Abacus Preprocessing: Decode (decode.py)

This module provides functions for reading and parsing raw input data files (CSV or Excel format) containing time series data for marketing mix modelling. It handles date indexing, data filtering, optional seasonality decomposition using Prophet, and initial transformations based on the user’s configuration.

Functions

parse_csv_generic

def parse_csv_generic(
    data_fname: str, config: dict, holidays_filename: Optional[str]
) -> dict:

Parses a CSV or Excel file containing time series data and returns a structured dictionary suitable for input into abacus.prepro.convert.transform_input_generic.

Steps:

  1. Calls the internal _parse_csv_shared function to read the data file (data_fname), handle date indexing (using config['date_col']), filter rows based on config['data_rows'] settings (total rows, start/end dates, or last N rows), optionally drop columns specified in config['ignore_cols'], read optional holiday data (holidays_filename), and potentially apply Prophet decomposition (abacus.prepro.seas.prophet_decomp) if configured. It also applies feature impact adjustments (e.g., multiplying by -1 for negative impact) based on config['extra_features_impact'].

  2. Extracts the date strings from the processed DataFrame’s index.

  3. Creates a dictionary (metric_dict) where keys are the remaining column names and values are NumPy arrays of the corresponding data.

  4. Constructs and returns the final dictionary containing:

    • cnst.KEY_GRANULARITY: Value from config['raw_data_granularity'].

    • cnst.KEY_OBSERVATIONS: Number of rows in the processed DataFrame.

    • cnst.KEY_DATE_STRS: NumPy array of date strings.

    • cnst.KEY_METRICS: The metric_dict created in step 3.

Parameters:

  • data_fname (str): Full path to the raw data file (must be .csv or .xlsx).

  • config (dict): The configuration dictionary loaded from the YAML file. Used for date column name, row filtering, columns to ignore, Prophet settings, feature impacts, etc.

  • holidays_filename (Optional[str]): Full path to an optional file containing holiday data (CSV or Excel), used by Prophet decomposition.

Returns:

  • dict: A dictionary containing the parsed and initially processed data, structured for use by abacus.prepro.convert.transform_input_generic.


csv_to_df_generic

def csv_to_df_generic(
    data_fname: str, config: dict, keep_ignore_cols: bool = False
) -> pd.DataFrame:

Parses a CSV or Excel file and returns the data directly as a pandas DataFrame, primarily for exploratory purposes or workflows not using the standard InputData conversion.

Steps:

  1. Calls the internal _parse_csv_shared function similarly to parse_csv_generic, but passes holidays_filename=None (as Prophet decomposition is typically handled later if needed for direct DataFrame usage) and uses the keep_ignore_cols parameter.
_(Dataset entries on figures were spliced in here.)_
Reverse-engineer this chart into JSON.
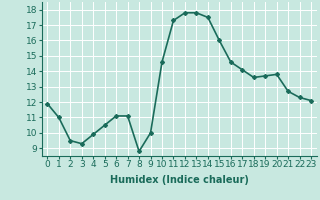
{
  "x": [
    0,
    1,
    2,
    3,
    4,
    5,
    6,
    7,
    8,
    9,
    10,
    11,
    12,
    13,
    14,
    15,
    16,
    17,
    18,
    19,
    20,
    21,
    22,
    23
  ],
  "y": [
    11.9,
    11.0,
    9.5,
    9.3,
    9.9,
    10.5,
    11.1,
    11.1,
    8.8,
    10.0,
    14.6,
    17.3,
    17.8,
    17.8,
    17.5,
    16.0,
    14.6,
    14.1,
    13.6,
    13.7,
    13.8,
    12.7,
    12.3,
    12.1
  ],
  "line_color": "#1a6b5a",
  "marker": "D",
  "marker_size": 2.0,
  "background_color": "#c8e8e0",
  "grid_color": "#ffffff",
  "xlabel": "Humidex (Indice chaleur)",
  "xlim": [
    -0.5,
    23.5
  ],
  "ylim": [
    8.5,
    18.5
  ],
  "yticks": [
    9,
    10,
    11,
    12,
    13,
    14,
    15,
    16,
    17,
    18
  ],
  "xticks": [
    0,
    1,
    2,
    3,
    4,
    5,
    6,
    7,
    8,
    9,
    10,
    11,
    12,
    13,
    14,
    15,
    16,
    17,
    18,
    19,
    20,
    21,
    22,
    23
  ],
  "xlabel_fontsize": 7,
  "tick_fontsize": 6.5,
  "linewidth": 1.2
}
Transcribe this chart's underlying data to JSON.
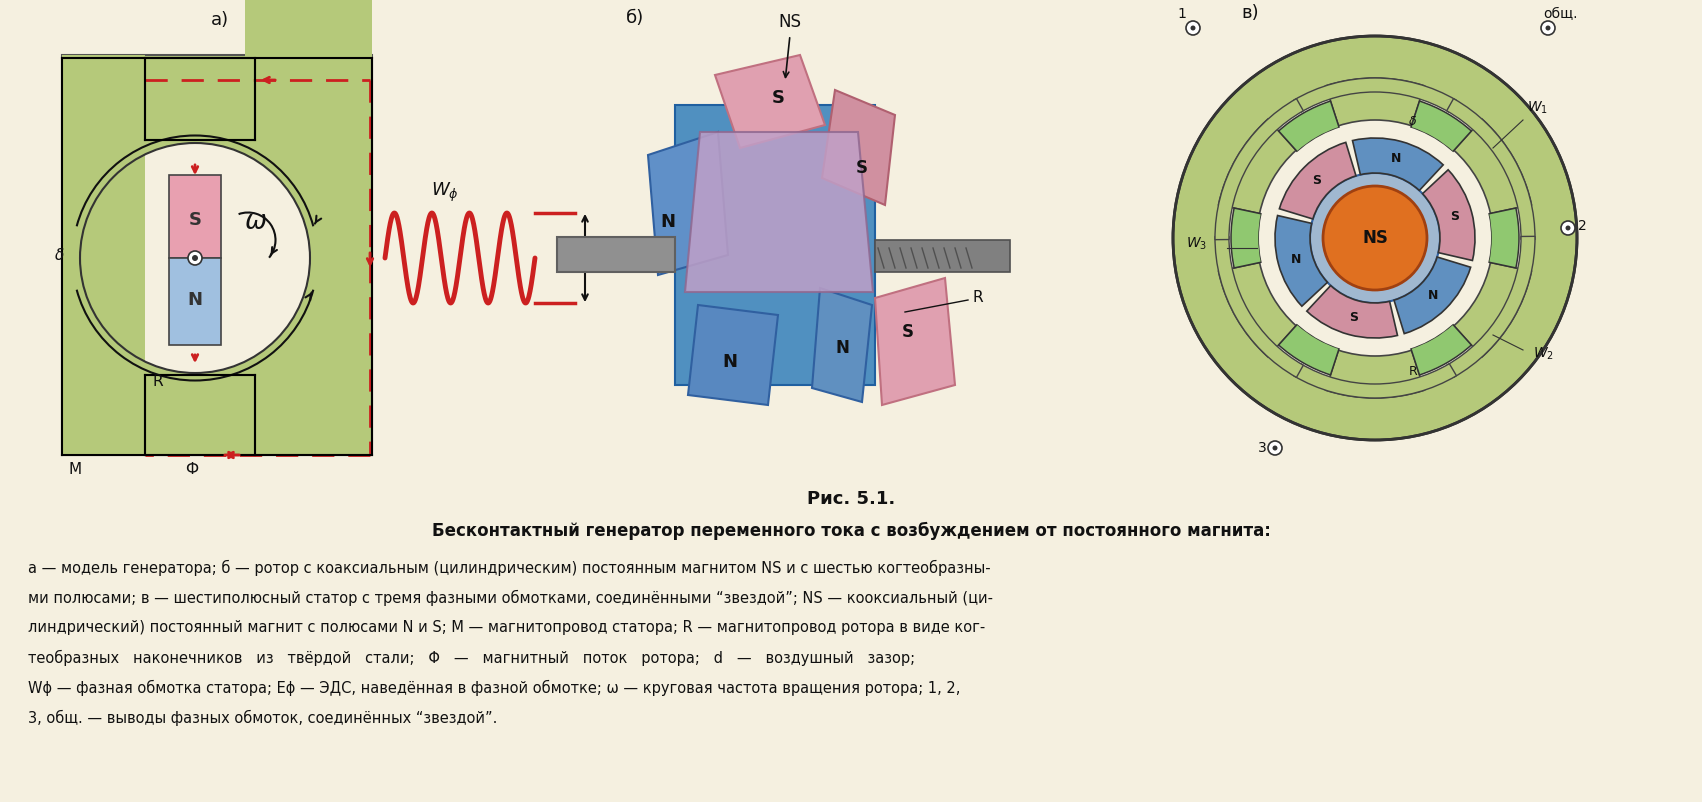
{
  "bg_color": "#f5f0e0",
  "fig_caption": "Рис. 5.1.",
  "fig_title": "Бесконтактный генератор переменного тока с возбуждением от постоянного магнита:",
  "fig_text_line1": "а — модель генератора; б — ротор с коаксиальным (цилиндрическим) постоянным магнитом NS и с шестью когтеобразны-",
  "fig_text_line2": "ми полюсами; в — шестиполюсный статор с тремя фазными обмотками, соединёнными “звездой”; NS — кооксиальный (ци-",
  "fig_text_line3": "линдрический) постоянный магнит с полюсами N и S; М — магнитопровод статора; R — магнитопровод ротора в виде ког-",
  "fig_text_line4": "теобразных   наконечников   из   твёрдой   стали;   Φ   —   магнитный   поток   ротора;   d   —   воздушный   зазор;",
  "fig_text_line5": "Wϕ — фазная обмотка статора; Еϕ — ЭДС, наведённая в фазной обмотке; ω — круговая частота вращения ротора; 1, 2,",
  "fig_text_line6": "3, общ. — выводы фазных обмоток, соединённых “звездой”.",
  "green_color": "#b5c97a",
  "pink_color": "#e8a0b0",
  "blue_color": "#90b8d8",
  "red_color": "#cc2020",
  "orange_color": "#e07020"
}
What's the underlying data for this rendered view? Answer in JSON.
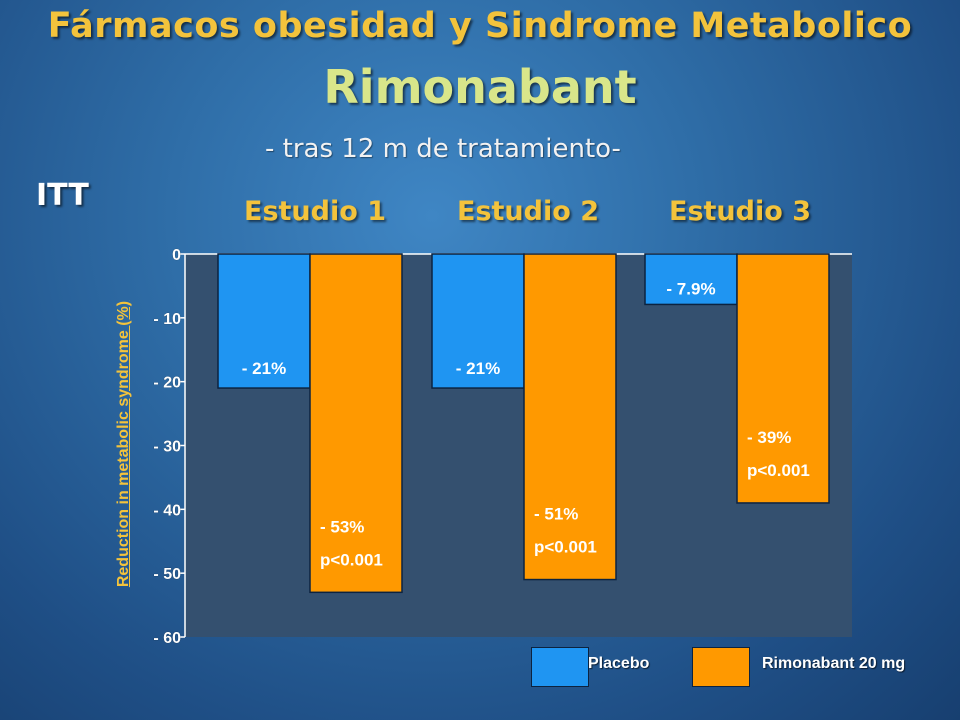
{
  "slide": {
    "title": "Fármacos obesidad y Sindrome Metabolico",
    "subtitle": "Rimonabant",
    "tagline": "- tras 12 m de tratamiento-",
    "population_label": "ITT"
  },
  "colors": {
    "placebo": "#1f95f2",
    "rimonabant": "#ff9900",
    "plot_bg": "#34506f",
    "title": "#f3c33c"
  },
  "chart_data": {
    "type": "bar",
    "categories": [
      "Estudio 1",
      "Estudio 2",
      "Estudio 3"
    ],
    "ylabel": "Reduction in metabolic syndrome (%)",
    "ylim": [
      -60,
      0
    ],
    "yticks": [
      0,
      -10,
      -20,
      -30,
      -40,
      -50,
      -60
    ],
    "ytick_labels": [
      "0",
      "- 10",
      "- 20",
      "- 30",
      "- 40",
      "- 50",
      "- 60"
    ],
    "series": [
      {
        "name": "Placebo",
        "values": [
          -21,
          -21,
          -7.9
        ],
        "labels": [
          "- 21%",
          "- 21%",
          "- 7.9%"
        ],
        "pvalues": [
          "",
          "",
          ""
        ]
      },
      {
        "name": "Rimonabant 20 mg",
        "values": [
          -53,
          -51,
          -39
        ],
        "labels": [
          "- 53%",
          "- 51%",
          "- 39%"
        ],
        "pvalues": [
          "p<0.001",
          "p<0.001",
          "p<0.001"
        ]
      }
    ],
    "legend": {
      "placement": "bottom-right"
    }
  }
}
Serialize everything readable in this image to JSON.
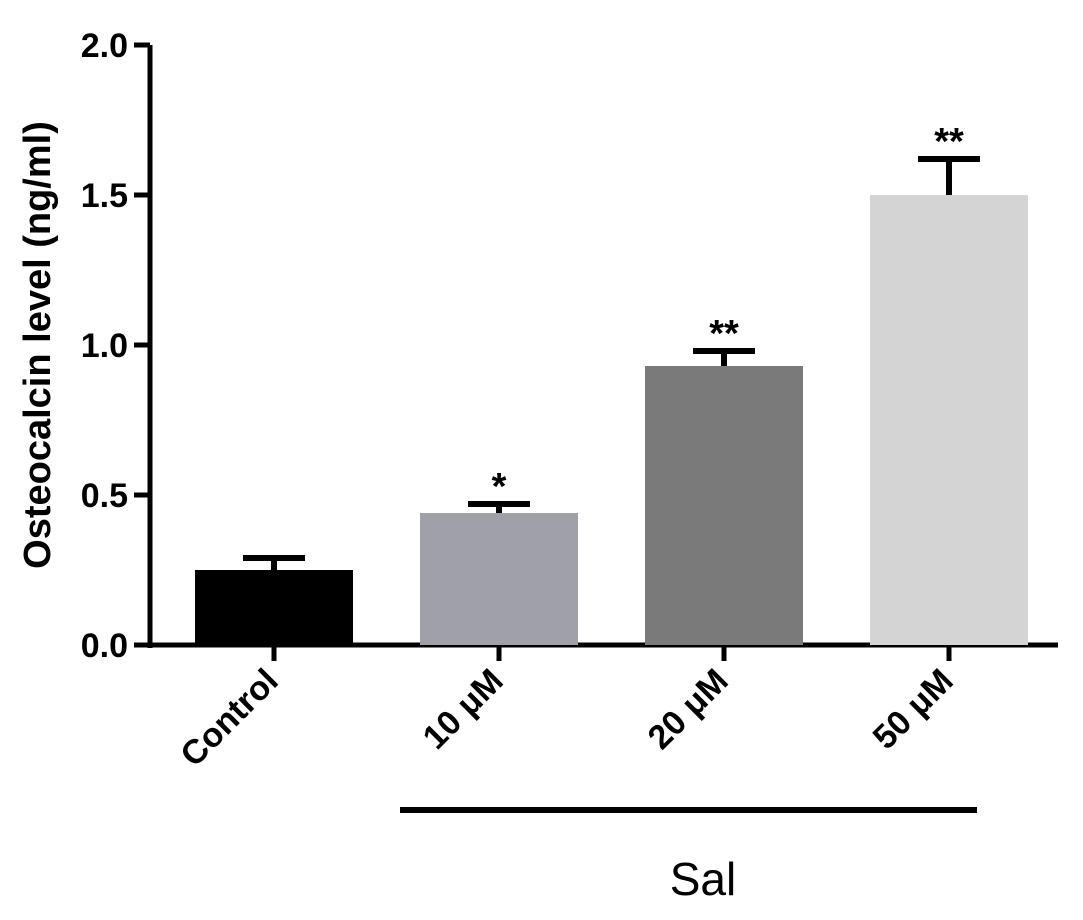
{
  "chart_data": {
    "type": "bar",
    "title": "",
    "xlabel": "",
    "ylabel": "Osteocalcin level (ng/ml)",
    "ylim": [
      0,
      2.0
    ],
    "yticks": [
      0.0,
      0.5,
      1.0,
      1.5,
      2.0
    ],
    "ytick_labels": [
      "0.0",
      "0.5",
      "1.0",
      "1.5",
      "2.0"
    ],
    "categories": [
      "Control",
      "10 μM",
      "20 μM",
      "50 μM"
    ],
    "values": [
      0.25,
      0.44,
      0.93,
      1.5
    ],
    "errors": [
      0.04,
      0.03,
      0.05,
      0.12
    ],
    "significance": [
      "",
      "*",
      "**",
      "**"
    ],
    "colors": [
      "#000000",
      "#a0a0a8",
      "#7a7a7a",
      "#d4d4d4"
    ],
    "group_label": "Sal",
    "group_categories": [
      "10 μM",
      "20 μM",
      "50 μM"
    ],
    "grid": false,
    "legend": "none"
  }
}
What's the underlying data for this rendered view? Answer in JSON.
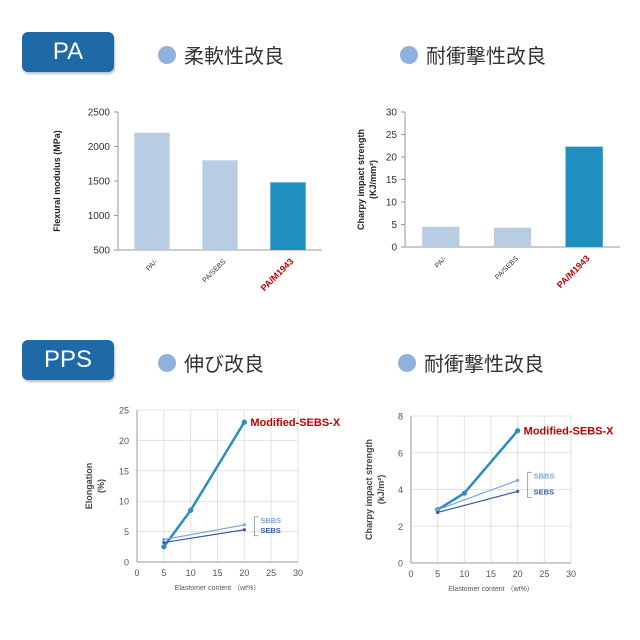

  2. Sets the DataFrame’s index to a pd.DatetimeIndex with a daily frequency (freq="D"). This enforces that the input data must be daily and contiguous; pandas will raise an error if dates are missing.

Parameters:

  • data_fname (str): Full path to the raw data file (must be .csv or .xlsx).

  • config (dict): The configuration dictionary loaded from the YAML file. Used for date column name, row filtering, and columns to ignore.

  • keep_ignore_cols (bool, optional): If True, columns listed in config['ignore_cols'] are kept in the returned DataFrame. If False (default), they are dropped.

Returns:

  • pd.DataFrame: A pandas DataFrame containing the parsed and filtered data, indexed by date with daily frequency.


(Private helper function _parse_csv_shared contains the common logic for reading files, filtering rows/columns, handling holidays, applying Prophet decomposition, and adjusting feature impacts based on the configuration.)